Tems : L’amour est une critique de l’album Kingdom

Il y a une bonne façon d’aimer Tems, et cela commence par le sacrifice. Hon L’amour est un royaumeelle dit « à moi » (comme dans « Tu es à moi ») 69 fois au total – 70 si l’on compte le « tu n’es pas à moi » ponctuel. La plupart de ces exemples – 57, pour être précis – résident dans le morceau « Mine », mais ses réitérations révèlent le genre d’amour qu’habite Tems : une union où deux âmes ne font plus qu’une.

L’utilisation de la répétition par Tems a défini ses meilleures chansons, comme « Burning » et les sept titres de cet EP. Cela ne semble jamais paresseux ou stéréotypé ; sa voix est empreinte d’authenticité, comme si elle avait atteint un état de flow. Au-delà de ses crochets, le royaume de Tems s’élève sur une base de tambours à bûches syncopés et de 808, drapés d’harmonies aériennes et de cordes douces. Son fausset flotte au dessus de tout, dérivant entre les paysages sonores africains, américains et caribéens et accompagné de hochets shekere.

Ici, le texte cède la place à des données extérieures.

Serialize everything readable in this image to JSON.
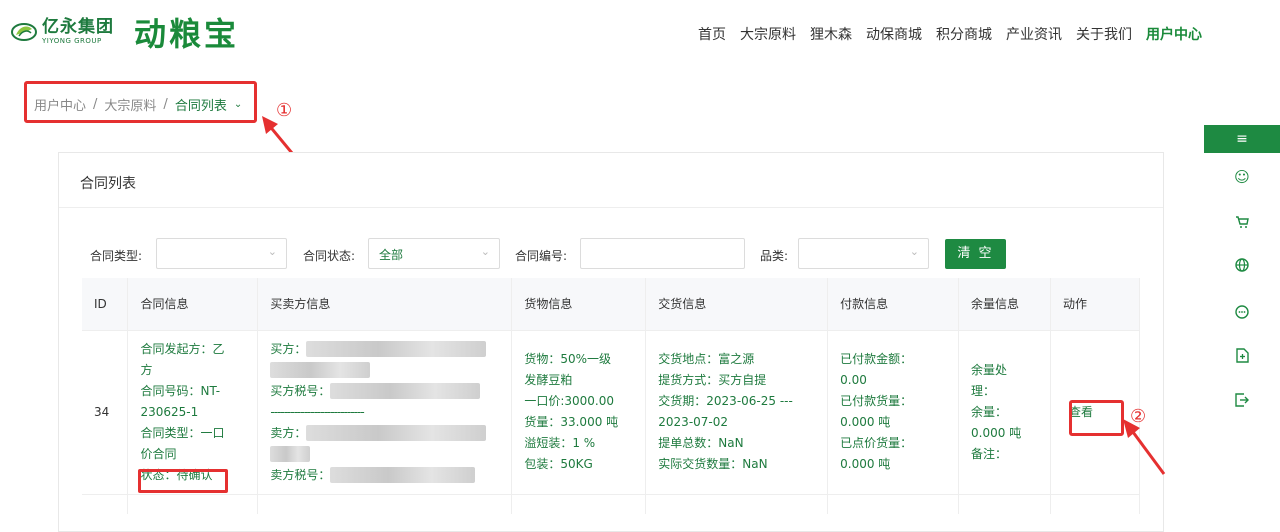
{
  "brand": {
    "company_cn": "亿永集团",
    "company_en": "YIYONG GROUP",
    "product": "动粮宝"
  },
  "nav": {
    "items": [
      "首页",
      "大宗原料",
      "狸木森",
      "动保商城",
      "积分商城",
      "产业资讯",
      "关于我们",
      "用户中心"
    ]
  },
  "breadcrumb": {
    "items": [
      "用户中心",
      "大宗原料",
      "合同列表"
    ],
    "sep": "/"
  },
  "annotations": {
    "one": "①",
    "two": "②"
  },
  "card": {
    "title": "合同列表"
  },
  "filters": {
    "type_label": "合同类型:",
    "status_label": "合同状态:",
    "status_value": "全部",
    "number_label": "合同编号:",
    "category_label": "品类:",
    "clear_label": "清 空"
  },
  "table": {
    "headers": [
      "ID",
      "合同信息",
      "买卖方信息",
      "货物信息",
      "交货信息",
      "付款信息",
      "余量信息",
      "动作"
    ],
    "row": {
      "id": "34",
      "contract": [
        "合同发起方：乙",
        "方",
        "合同号码：NT-",
        "230625-1",
        "合同类型：一口",
        "价合同",
        "状态：待确认"
      ],
      "parties": {
        "buyer": "买方：",
        "buyer_tax": "买方税号：",
        "dashes": "----------------------------",
        "seller": "卖方：",
        "seller_tax": "卖方税号："
      },
      "goods": [
        "货物：50%一级",
        "发酵豆粕",
        "一口价:3000.00",
        "货量：33.000 吨",
        "溢短装：1 %",
        "包装：50KG"
      ],
      "delivery": [
        "交货地点：富之源",
        "提货方式：买方自提",
        "交货期：2023-06-25 ---",
        "2023-07-02",
        "提单总数：NaN",
        "实际交货数量：NaN"
      ],
      "payment": [
        "已付款金额：",
        "0.00",
        "已付款货量：",
        "0.000 吨",
        "已点价货量：",
        "0.000 吨"
      ],
      "remain": [
        "余量处",
        "理：",
        "余量：",
        "0.000 吨",
        "备注："
      ],
      "action": "查看"
    }
  },
  "sidebar": {
    "icons": [
      "menu-icon",
      "user-icon",
      "cart-icon",
      "globe-icon",
      "chat-icon",
      "document-icon",
      "exit-icon"
    ]
  },
  "colors": {
    "brand_green": "#1e8a42",
    "annotation_red": "#e53030"
  }
}
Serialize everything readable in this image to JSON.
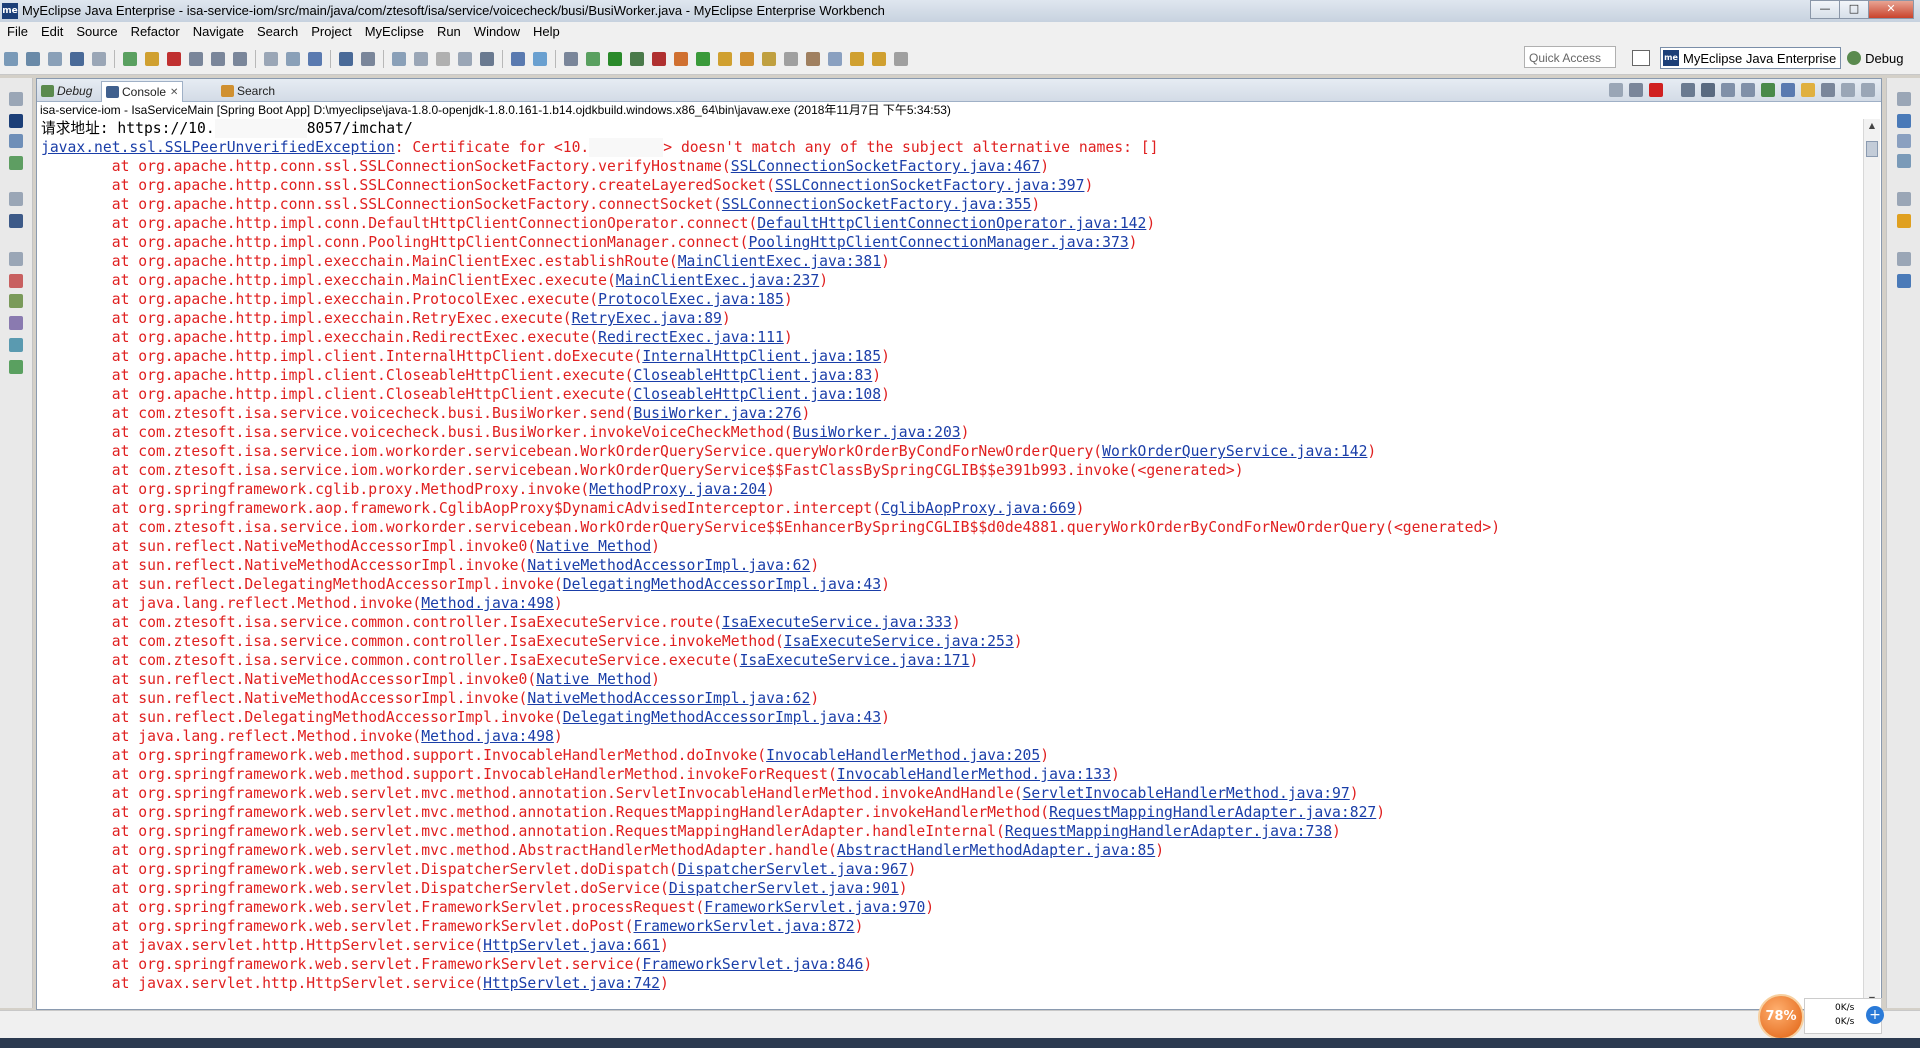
{
  "window": {
    "title": "MyEclipse Java Enterprise - isa-service-iom/src/main/java/com/ztesoft/isa/service/voicecheck/busi/BusiWorker.java - MyEclipse Enterprise Workbench",
    "logo": "me",
    "minimize": "—",
    "maximize": "□",
    "close": "✕"
  },
  "menu": [
    "File",
    "Edit",
    "Source",
    "Refactor",
    "Navigate",
    "Search",
    "Project",
    "MyEclipse",
    "Run",
    "Window",
    "Help"
  ],
  "toolbar": {
    "quick_access": "Quick Access",
    "perspective_active": "MyEclipse Java Enterprise",
    "perspective_debug": "Debug",
    "perspective_logo": "me"
  },
  "tabs": [
    {
      "label": "Debug"
    },
    {
      "label": "Console",
      "close": "✕"
    },
    {
      "label": "Search"
    }
  ],
  "console": {
    "header": "isa-service-iom - IsaServiceMain [Spring Boot App] D:\\myeclipse\\java-1.8.0-openjdk-1.8.0.161-1.b14.ojdkbuild.windows.x86_64\\bin\\javaw.exe (2018年11月7日 下午5:34:53)",
    "request_prefix": "请求地址: https://10.",
    "request_suffix": "8057/imchat/",
    "exception_class": "javax.net.ssl.SSLPeerUnverifiedException",
    "exception_msg_a": ": Certificate for <10.",
    "exception_msg_b": "> doesn't match any of the subject alternative names: []",
    "frames": [
      {
        "m": "org.apache.http.conn.ssl.SSLConnectionSocketFactory.verifyHostname",
        "l": "SSLConnectionSocketFactory.java:467"
      },
      {
        "m": "org.apache.http.conn.ssl.SSLConnectionSocketFactory.createLayeredSocket",
        "l": "SSLConnectionSocketFactory.java:397"
      },
      {
        "m": "org.apache.http.conn.ssl.SSLConnectionSocketFactory.connectSocket",
        "l": "SSLConnectionSocketFactory.java:355"
      },
      {
        "m": "org.apache.http.impl.conn.DefaultHttpClientConnectionOperator.connect",
        "l": "DefaultHttpClientConnectionOperator.java:142"
      },
      {
        "m": "org.apache.http.impl.conn.PoolingHttpClientConnectionManager.connect",
        "l": "PoolingHttpClientConnectionManager.java:373"
      },
      {
        "m": "org.apache.http.impl.execchain.MainClientExec.establishRoute",
        "l": "MainClientExec.java:381"
      },
      {
        "m": "org.apache.http.impl.execchain.MainClientExec.execute",
        "l": "MainClientExec.java:237"
      },
      {
        "m": "org.apache.http.impl.execchain.ProtocolExec.execute",
        "l": "ProtocolExec.java:185"
      },
      {
        "m": "org.apache.http.impl.execchain.RetryExec.execute",
        "l": "RetryExec.java:89"
      },
      {
        "m": "org.apache.http.impl.execchain.RedirectExec.execute",
        "l": "RedirectExec.java:111"
      },
      {
        "m": "org.apache.http.impl.client.InternalHttpClient.doExecute",
        "l": "InternalHttpClient.java:185"
      },
      {
        "m": "org.apache.http.impl.client.CloseableHttpClient.execute",
        "l": "CloseableHttpClient.java:83"
      },
      {
        "m": "org.apache.http.impl.client.CloseableHttpClient.execute",
        "l": "CloseableHttpClient.java:108"
      },
      {
        "m": "com.ztesoft.isa.service.voicecheck.busi.BusiWorker.send",
        "l": "BusiWorker.java:276"
      },
      {
        "m": "com.ztesoft.isa.service.voicecheck.busi.BusiWorker.invokeVoiceCheckMethod",
        "l": "BusiWorker.java:203"
      },
      {
        "m": "com.ztesoft.isa.service.iom.workorder.servicebean.WorkOrderQueryService.queryWorkOrderByCondForNewOrderQuery",
        "l": "WorkOrderQueryService.java:142"
      },
      {
        "m": "com.ztesoft.isa.service.iom.workorder.servicebean.WorkOrderQueryService$$FastClassBySpringCGLIB$$e391b993.invoke",
        "g": "<generated>"
      },
      {
        "m": "org.springframework.cglib.proxy.MethodProxy.invoke",
        "l": "MethodProxy.java:204"
      },
      {
        "m": "org.springframework.aop.framework.CglibAopProxy$DynamicAdvisedInterceptor.intercept",
        "l": "CglibAopProxy.java:669"
      },
      {
        "m": "com.ztesoft.isa.service.iom.workorder.servicebean.WorkOrderQueryService$$EnhancerBySpringCGLIB$$d0de4881.queryWorkOrderByCondForNewOrderQuery",
        "g": "<generated>"
      },
      {
        "m": "sun.reflect.NativeMethodAccessorImpl.invoke0",
        "l": "Native Method"
      },
      {
        "m": "sun.reflect.NativeMethodAccessorImpl.invoke",
        "l": "NativeMethodAccessorImpl.java:62"
      },
      {
        "m": "sun.reflect.DelegatingMethodAccessorImpl.invoke",
        "l": "DelegatingMethodAccessorImpl.java:43"
      },
      {
        "m": "java.lang.reflect.Method.invoke",
        "l": "Method.java:498"
      },
      {
        "m": "com.ztesoft.isa.service.common.controller.IsaExecuteService.route",
        "l": "IsaExecuteService.java:333"
      },
      {
        "m": "com.ztesoft.isa.service.common.controller.IsaExecuteService.invokeMethod",
        "l": "IsaExecuteService.java:253"
      },
      {
        "m": "com.ztesoft.isa.service.common.controller.IsaExecuteService.execute",
        "l": "IsaExecuteService.java:171"
      },
      {
        "m": "sun.reflect.NativeMethodAccessorImpl.invoke0",
        "l": "Native Method"
      },
      {
        "m": "sun.reflect.NativeMethodAccessorImpl.invoke",
        "l": "NativeMethodAccessorImpl.java:62"
      },
      {
        "m": "sun.reflect.DelegatingMethodAccessorImpl.invoke",
        "l": "DelegatingMethodAccessorImpl.java:43"
      },
      {
        "m": "java.lang.reflect.Method.invoke",
        "l": "Method.java:498"
      },
      {
        "m": "org.springframework.web.method.support.InvocableHandlerMethod.doInvoke",
        "l": "InvocableHandlerMethod.java:205"
      },
      {
        "m": "org.springframework.web.method.support.InvocableHandlerMethod.invokeForRequest",
        "l": "InvocableHandlerMethod.java:133"
      },
      {
        "m": "org.springframework.web.servlet.mvc.method.annotation.ServletInvocableHandlerMethod.invokeAndHandle",
        "l": "ServletInvocableHandlerMethod.java:97"
      },
      {
        "m": "org.springframework.web.servlet.mvc.method.annotation.RequestMappingHandlerAdapter.invokeHandlerMethod",
        "l": "RequestMappingHandlerAdapter.java:827"
      },
      {
        "m": "org.springframework.web.servlet.mvc.method.annotation.RequestMappingHandlerAdapter.handleInternal",
        "l": "RequestMappingHandlerAdapter.java:738"
      },
      {
        "m": "org.springframework.web.servlet.mvc.method.AbstractHandlerMethodAdapter.handle",
        "l": "AbstractHandlerMethodAdapter.java:85"
      },
      {
        "m": "org.springframework.web.servlet.DispatcherServlet.doDispatch",
        "l": "DispatcherServlet.java:967"
      },
      {
        "m": "org.springframework.web.servlet.DispatcherServlet.doService",
        "l": "DispatcherServlet.java:901"
      },
      {
        "m": "org.springframework.web.servlet.FrameworkServlet.processRequest",
        "l": "FrameworkServlet.java:970"
      },
      {
        "m": "org.springframework.web.servlet.FrameworkServlet.doPost",
        "l": "FrameworkServlet.java:872"
      },
      {
        "m": "javax.servlet.http.HttpServlet.service",
        "l": "HttpServlet.java:661"
      },
      {
        "m": "org.springframework.web.servlet.FrameworkServlet.service",
        "l": "FrameworkServlet.java:846"
      },
      {
        "m": "javax.servlet.http.HttpServlet.service",
        "l": "HttpServlet.java:742"
      }
    ]
  },
  "tray": {
    "cpu": "78%",
    "net_up": "0K/s",
    "net_down": "0K/s",
    "plus": "+"
  },
  "colors": {
    "error_text": "#e02020",
    "link_text": "#1a3ea8",
    "brand": "#1c3f78"
  }
}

Où son premier album, Né dans la nature, a détaillé la genèse de l’artiste nigérian avec une narration expansive, L’amour est un royaume Il semble que tout soit revenu. Tems supprime presque toutes les entrées externes, exposant ses sentiments à nu dans un journal de coup de fouet romantique. Sa vision de l’amour se lit comme une Écriture : patiente, gentille, protectrice et pleine d’espoir, même lorsque cela vous brise. L’EP dure 20 minutes, mais son arc émotionnel semble liturgique. Les chansons bougent comme des sautes d’humeur au ralenti, s’attardant sur un fragment de temps avant de changer. Un instant, Tems s’en prend à un partenaire peu ambitieux et inutile ; le suivant, elle s’abandonne à un amour sacrificiel, répétant sa dévotion comme une prière qu’elle ne peut ébranler. L’amour vous fait faire des choses étranges.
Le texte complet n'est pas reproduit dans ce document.